La demande concernant les mois pendant lesquels Mme [P] était en situation d’arrêt de travail complet n’est donc pas fondée.
La lecture des bulletins de salaire versés au dossier permet de constater que le conseil de prud’hommes a justement analysé la situation et en conséquence régulièrement rejeté cette demande pour les autres périodes de travail à temps partiel, le versement de la prime d’expérience apparaissant pour les mois travaillés à temps partiel, notamment au moyen d’un rappel le mois suivant pour les mois de mai et juin 2018.
Le jugement sera dès lors confirmé sur ce point.
— Sur les dommages-intérêts au titre de la mauvaise foi contractuelle
Formée en première instance, le conseil a omis de statuer sur cette demande.
A l’appui de cette demande, Mme [P] évoque les faits préjudiciables mentionnés à l’appui de la reconnaissance de la nullité du licenciement donc elle a été victime.
Elle ne justifie pas d’un préjudice différent que ces mêmes faits auraient causé et qui ne serait pas déjà indemnisé par l’indemnité pour licenciement nul ci-dessus évaluée.
Il convient dès lors de la débouter de cette demande.
— Sur les intérêts
Il sera rappelé que la procédure collective interrompt le cours des intérêts.
— Sur la remise des documents de rupture conformes
Mme [P] réitère la demande la remise de documents sous astreinte (certificat de travail, bulletins de paie), demande à laquelle le conseil n’a pas répondu.

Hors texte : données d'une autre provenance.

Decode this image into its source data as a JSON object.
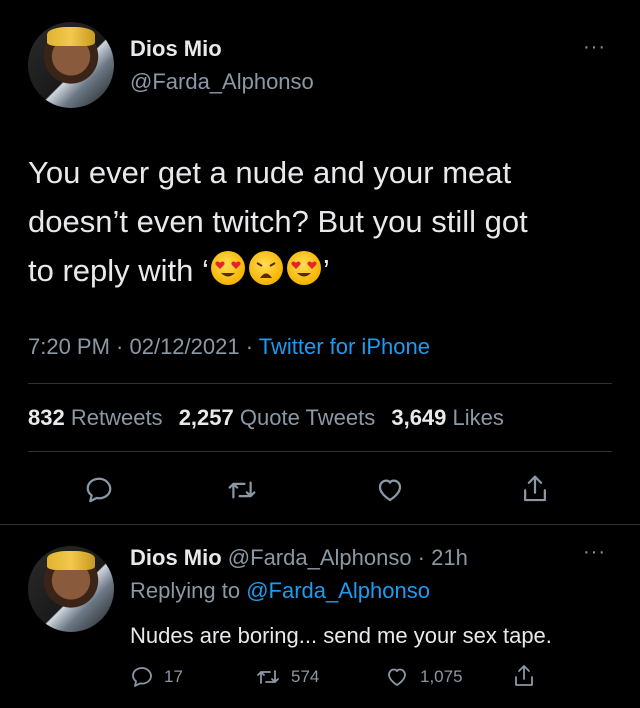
{
  "tweet": {
    "author_name": "Dios Mio",
    "author_handle": "@Farda_Alphonso",
    "more": "···",
    "text_line1": "You ever get a nude and your meat",
    "text_line2": "doesn’t even twitch? But you still got",
    "text_line3_prefix": "to reply with ‘",
    "text_line3_suffix": "’",
    "emojis": [
      "heart-eyes-emoji",
      "weary-face-emoji",
      "heart-eyes-emoji"
    ],
    "time": "7:20 PM · 02/12/2021 · ",
    "source": "Twitter for iPhone",
    "stats": {
      "retweets_count": "832",
      "retweets_label": "Retweets",
      "quotes_count": "2,257",
      "quotes_label": "Quote Tweets",
      "likes_count": "3,649",
      "likes_label": "Likes"
    },
    "actions": [
      "reply-icon",
      "retweet-icon",
      "like-icon",
      "share-icon"
    ]
  },
  "reply": {
    "author_name": "Dios Mio",
    "author_handle_time": "@Farda_Alphonso · 21h",
    "more": "···",
    "replying_prefix": "Replying to ",
    "replying_handle": "@Farda_Alphonso",
    "text": "Nudes are boring... send me your sex tape.",
    "reply_count": "17",
    "retweet_count": "574",
    "like_count": "1,075"
  },
  "colors": {
    "background": "#000000",
    "text": "#e7e9ea",
    "secondary": "#8b98a5",
    "accent": "#1d9bf0",
    "divider": "#2f3336"
  }
}
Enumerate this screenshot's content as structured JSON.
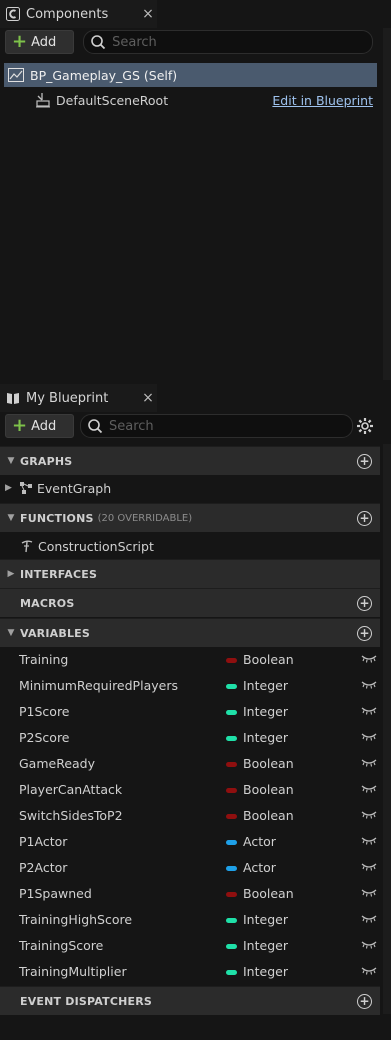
{
  "components": {
    "tab_title": "Components",
    "tab_close": "×",
    "add_label": "Add",
    "search_placeholder": "Search",
    "root_item": "BP_Gameplay_GS (Self)",
    "child_item": "DefaultSceneRoot",
    "edit_link": "Edit in Blueprint"
  },
  "my_blueprint": {
    "tab_title": "My Blueprint",
    "tab_close": "×",
    "add_label": "Add",
    "search_placeholder": "Search",
    "sections": {
      "graphs": "GRAPHS",
      "functions": "FUNCTIONS",
      "functions_sub": "(20 OVERRIDABLE)",
      "interfaces": "INTERFACES",
      "macros": "MACROS",
      "variables": "VARIABLES",
      "event_dispatchers": "EVENT DISPATCHERS"
    },
    "graph_items": [
      "EventGraph"
    ],
    "function_items": [
      "ConstructionScript"
    ],
    "variables": [
      {
        "name": "Training",
        "type": "Boolean"
      },
      {
        "name": "MinimumRequiredPlayers",
        "type": "Integer"
      },
      {
        "name": "P1Score",
        "type": "Integer"
      },
      {
        "name": "P2Score",
        "type": "Integer"
      },
      {
        "name": "GameReady",
        "type": "Boolean"
      },
      {
        "name": "PlayerCanAttack",
        "type": "Boolean"
      },
      {
        "name": "SwitchSidesToP2",
        "type": "Boolean"
      },
      {
        "name": "P1Actor",
        "type": "Actor"
      },
      {
        "name": "P2Actor",
        "type": "Actor"
      },
      {
        "name": "P1Spawned",
        "type": "Boolean"
      },
      {
        "name": "TrainingHighScore",
        "type": "Integer"
      },
      {
        "name": "TrainingScore",
        "type": "Integer"
      },
      {
        "name": "TrainingMultiplier",
        "type": "Integer"
      }
    ]
  },
  "type_colors": {
    "Boolean": "#8f0f0f",
    "Integer": "#1fe0a8",
    "Actor": "#1ea0e8"
  }
}
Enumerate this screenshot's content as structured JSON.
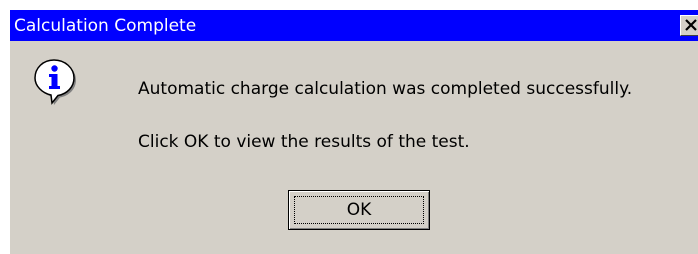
{
  "window": {
    "title": "Calculation Complete",
    "close_icon": "close-icon"
  },
  "dialog": {
    "icon": "info-icon",
    "message_line1": "Automatic charge calculation was completed successfully.",
    "message_line2": "Click OK to view the results of the test.",
    "ok_label": "OK"
  },
  "colors": {
    "titlebar": "#0000ff",
    "dialog_bg": "#d4d0c8",
    "title_text": "#ffffff"
  }
}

Rien ne permet de présumer que le mandataire liquidateur va résister à la présente décision ordonnant la remise de documents ; il n’y a donc pas lieu d’ordonner une astreinte.
Il y a lieu d’ordonner la remise à Mme [P] le certificat de travail et les bulletins de paie établis conformément à ce qui a été jugé par le jugement et le présent arrêt dans les deux mois de la notification de la présente décision.
— Sur les dépens et les frais
Partie perdante à titre principal, la société [1] prise en la personne de Me [F] [W] ès qualités de mandataire liquidateur sera condamnée au paiement des dépens.
Le jugement sera confirmé en ce qu’il a mis les dépens à sa charge.
L’équité ne commande pas de faire droit à la demande en paiement formée par Mme [P] en application des dispositions de l’article 700 du code de procédure civile.
PAR CES MOTIFS
La cour,
Confirme le jugement (TG n°29/00248) prononcé le 14 septembre 2021 par le conseil de prud’hommes d’Evry-Courcouronnes sauf en ce qu’il a fixé l’indemnité en réparation d’un licenciement nul à la somme de 12 000 euros avec intérêt au taux légal à compter du prononcé du jugement ;
L’infirme de ces chefs ;
Statuant à nouveau et y ajoutant,
Fixe au passif de la liquidation judiciaire de la société [1] la créance de Mme [H] [P] pour l’indemnité de licenciement nul à la somme de 25 000 euros au titre de l’indemnité pour licenciement nul;
Rappelle que la procédure collective interrompt le cours des intérêts;
Déboute Mme [H] [P] de sa demande en paiement de dommages et intérêts pour exécution déloyale du contrat de travail ;
Déclare l’arrêt opposable à l’AGS sous les limites et plafonds de sa garantie ;
Condamne la société [1] prise en la personne de Me [F] [W] ès qualités de mandataire liquidateur aux entiers dépens.